Stainless steel, or cast iron skillet works best for searing tuna steaks.
Final touch… In the last 30 seconds of cooking, add about half of the dressing into the skillet with tuna steaks. Cook for a few seconds on each side. Then, remove the steaks onto a clean plate and serve!
Can I sear tuna steaks well done?
Sure, you can, it’s your dinner. However, keep in mind that well-done tuna tends to be dry, and you’ll miss out on silky soft and tender tuna texture!
Sesame Crusted Seared Ahi Tuna
- ½ cup fresh cilantro leaves
- 1- inch fresh ginger
- 1-2 garlic cloves
- 2 tablespoons soy sauce
- 2 tablespoons water
- 2 teaspoon toasted sesame oil
- 1 teaspoon brown sugar or honey
For tuna steaks:
- 4 (4-6oz) Ahi tuna steaks Note 1
- 1 teaspoon coarse kosher salt
- Freshly ground black pepper
- ¼ cup toasted sesame seeds or a mix of white and black sesame seeds
- 1-2 tablespoons avocado oil
For dipping sauce:
- Finely chop cilantro.
- Using a microplane, grate the ginger and garlic into a small bowl.

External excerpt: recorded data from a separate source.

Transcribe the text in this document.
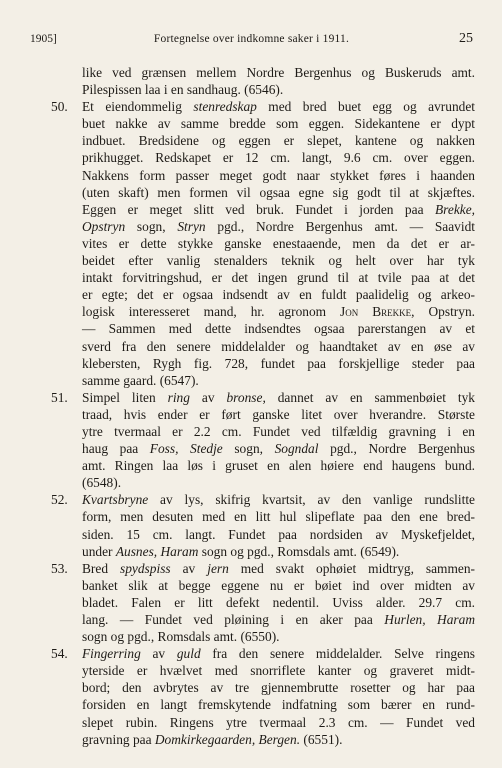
1905]	Fortegnelse over indkomne saker i 1911.	25
like ved grænsen mellem Nordre Bergenhus og Buskeruds amt.
Pilespissen laa i en sandhaug. (6546).
50. Et eiendommelig stenredskap med bred buet egg og avrundet
buet nakke av samme bredde som eggen. Sidekantene er dypt
indbuet. Bredsidene og eggen er slepet, kantene og nakken
prikhugget. Redskapet er 12 cm. langt, 9.6 cm. over eggen.
Nakkens form passer meget godt naar stykket føres i haanden
(uten skaft) men formen vil ogsaa egne sig godt til at skjæftes.
Eggen er meget slitt ved bruk. Fundet i jorden paa Brekke,
Opstryn sogn, Stryn pgd., Nordre Bergenhus amt. — Saavidt
vites er dette stykke ganske enestaaende, men da det er ar-
beidet efter vanlig stenalders teknik og helt over har tyk
intakt forvitringshud, er det ingen grund til at tvile paa at det
er egte; det er ogsaa indsendt av en fuldt paalidelig og arkeo-
logisk interesseret mand, hr. agronom Jon Brekke, Opstryn.
— Sammen med dette indsendtes ogsaa parerstangen av et
sverd fra den senere middelalder og haandtaket av en øse av
klebersten, Rygh fig. 728, fundet paa forskjellige steder paa
samme gaard. (6547).
51. Simpel liten ring av bronse, dannet av en sammenbøiet tyk
traad, hvis ender er ført ganske litet over hverandre. Største
ytre tvermaal er 2.2 cm. Fundet ved tilfældig gravning i en
haug paa Foss, Stedje sogn, Sogndal pgd., Nordre Bergenhus
amt. Ringen laa løs i gruset en alen høiere end haugens bund.
(6548).
52. Kvartsbryne av lys, skifrig kvartsit, av den vanlige rundslitte
form, men desuten med en litt hul slipeflate paa den ene bred-
siden. 15 cm. langt. Fundet paa nordsiden av Myskefjeldet,
under Ausnes, Haram sogn og pgd., Romsdals amt. (6549).
53. Bred spydspiss av jern med svakt ophøiet midtryg, sammen-
banket slik at begge eggene nu er bøiet ind over midten av
bladet. Falen er litt defekt nedentil. Uviss alder. 29.7 cm.
lang. — Fundet ved pløining i en aker paa Hurlen, Haram
sogn og pgd., Romsdals amt. (6550).
54. Fingerring av guld fra den senere middelalder. Selve ringens
yterside er hvælvet med snorriflete kanter og graveret midt-
bord; den avbrytes av tre gjennembrutte rosetter og har paa
forsiden en langt fremskytende indfatning som bærer en rund-
slepet rubin. Ringens ytre tvermaal 2.3 cm. — Fundet ved
gravning paa Domkirkegaarden, Bergen. (6551).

- Add cilantro, soy sauce, water, brown sugar and sesame oil into the bowl and mix well.
For tuna steaks:
- Season tuna steaks with salt and pepper, and coat the steaks with sesame seeds on both sides, pressing them down to stick to the fish.
- Heat a medium stainless steel, or cast iron skillet, over medium high heat. Add oil to the heated skillet.
- When the oil is shimmering hot, add tuna steaks and sear for 1-1.5 minutes. Flip and sear for another 1-1.5 minutes. (Feel free to cook a little longer to your desired doneness.)
- At the last 30-seconds of cooking, add about half of the dressing into the skillet with tuna steaks. Cook for a few seconds, flip and sear for another couple seconds.
- Remove the steaks onto a clean plate, slice and serve!